A critical meeting of state ministers in Canberra today could set the course for another round of water recovery under the Murray Darling Basin Plan.
The meeting will discuss plans for recovery of the controversial ‘upwater’ element of the Basin Plan, which Commonwealth law says must be completed by 2024.
The Basin Plan was designed to deliver environmental benefits equivalent to returning 3200 gigalitres of water to the environment.
The Plan has two big buckets of water to fill: 2750 gigalitres worth of so-called ‘downwater’ and 450GL of ‘upwater’.
The crucial point about upwater is the Basin Plan rules require that water recovery from productive use does not have net negative impacts on Basin communities.
Local governments, farmer representatives and community groups have been speaking out, saying their economies are already faltering under the economic impacts of reduced irrigation.
They’re urging the ministers to steer a course away from on-farm recovery schemes and towards off-recovery methods – like recycling stormwater from urban areas in the Basin, or returning water from industrial use.
“Irrigators want to see strong acknowledgement from ministers that on-farm efficiency projects can have flow on impacts in communities and districts,” said National Irrigators Council chief executive Steve Whan.
Federal Water Minister David Littleproud issued a statement last night which was clearly directed at regional communities.
“The 450GL will only be delivered with neutral or positive social and economic outcomes,” Mr Littleproud said.
The upwater debate was spurred along in January, when consultant Ernst and Young delivered a report on the socio-economic impacts from upwater recovery to the Murray Darling Basin Authority.
It said the 450GL bucket could be filled with neutral or positive socio-economic impacts, through a mix of on-and-off-farm recovery schemes.
On-farm recovery is particularly troubling for large owner-operated irrigation schemes, where a reduction in water could see the number of farmer-customers dip below a critical mass needed to fund delivery infrastructure.
Victorian Farmers Federation water council chairman Richard Anderson said the criteria the Basin Plan uses to assess socio-economic impacts are flawed, measuring impacts on an individual basis rather than a local community level.
“We need Ministers in the meeting on Friday to amend the socio-economic test to ensure jobs in irrigation and agricultural communities are protected, to save our local communities from more hardship,” Mr Anderson said.
“Victoria is on a knife’s edge and the delivery of the 450GL without firmer criteria puts the region and local jobs at risk.”
He warned further on-farm recovery would cause dairy production to drop by 235 million litres of milk, resulting in losses of $100 million in farm gate losses and $200m factory production.
He said water prices in the Goulburn Murray Irrigation District would rise $30 a megalitre and a further 500 jobs would be lost and warned that demand for water in a dry year across the southern basin would outstrip supply.
Victorian Water Minister Lisa Neville shares Mr Anderson’s concerns.
She will ask her colleagues in the Ministerial Council to work together on a plan to complete the 450GL upwater recovery through off-farm works.
“We’ll take off-farm projects to the table in Canberra that we can deliver — but we will not commit to on-farm works, which will just hurt Victorian communities,” Ms Neville said.
While the upwater recovery is yet to kick off, the 2750GL of ‘downwater’ bucket is nearly full.
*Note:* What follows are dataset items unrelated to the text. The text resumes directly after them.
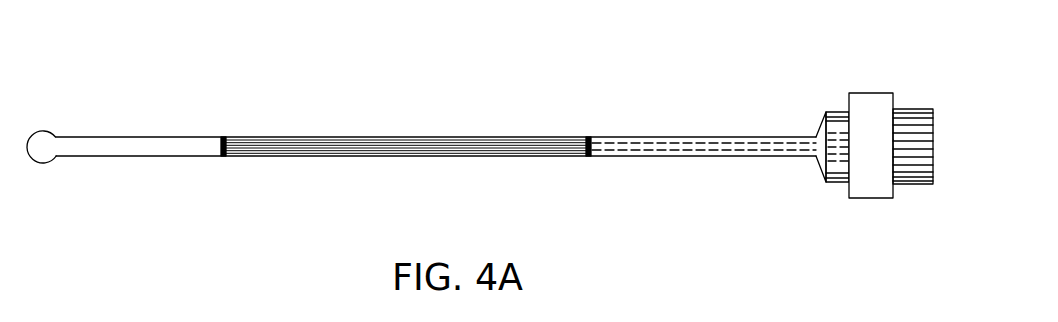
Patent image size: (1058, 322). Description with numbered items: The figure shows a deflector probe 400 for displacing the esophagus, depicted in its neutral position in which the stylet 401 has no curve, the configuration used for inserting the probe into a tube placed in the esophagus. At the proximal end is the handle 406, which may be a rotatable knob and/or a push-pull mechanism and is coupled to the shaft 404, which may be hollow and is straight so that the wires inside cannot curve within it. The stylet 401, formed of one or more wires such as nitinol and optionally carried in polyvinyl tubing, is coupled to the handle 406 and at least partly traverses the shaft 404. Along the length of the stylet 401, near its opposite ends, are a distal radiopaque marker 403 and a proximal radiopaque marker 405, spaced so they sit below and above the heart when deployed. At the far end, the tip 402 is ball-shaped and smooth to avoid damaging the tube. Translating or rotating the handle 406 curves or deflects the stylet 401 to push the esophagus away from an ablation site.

The deflector probe 400 is at (756, 48).
The stylet 401 is at (585, 117).
The tip 402 is at (40, 149).
The distal radiopaque marker 403 is at (223, 158).
The shaft 404 is at (712, 157).
The proximal radiopaque marker 405 is at (589, 158).
The handle 406 is at (870, 200).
It came in three ways:
- Direct buybacks of water entitlements from irrigators.
- Commonwealth investment schemes that swap a portion of an irrigators water holdings for financial contributions to make farm infrastructure more efficient.
- Offset projects – which are river works and measures that move water more to environmental assets like wetlands more efficiently.
The states recently had their plans for 37 offset projects approved by the MDBA, which means if they work out as expected, no further downwater recovery is needed.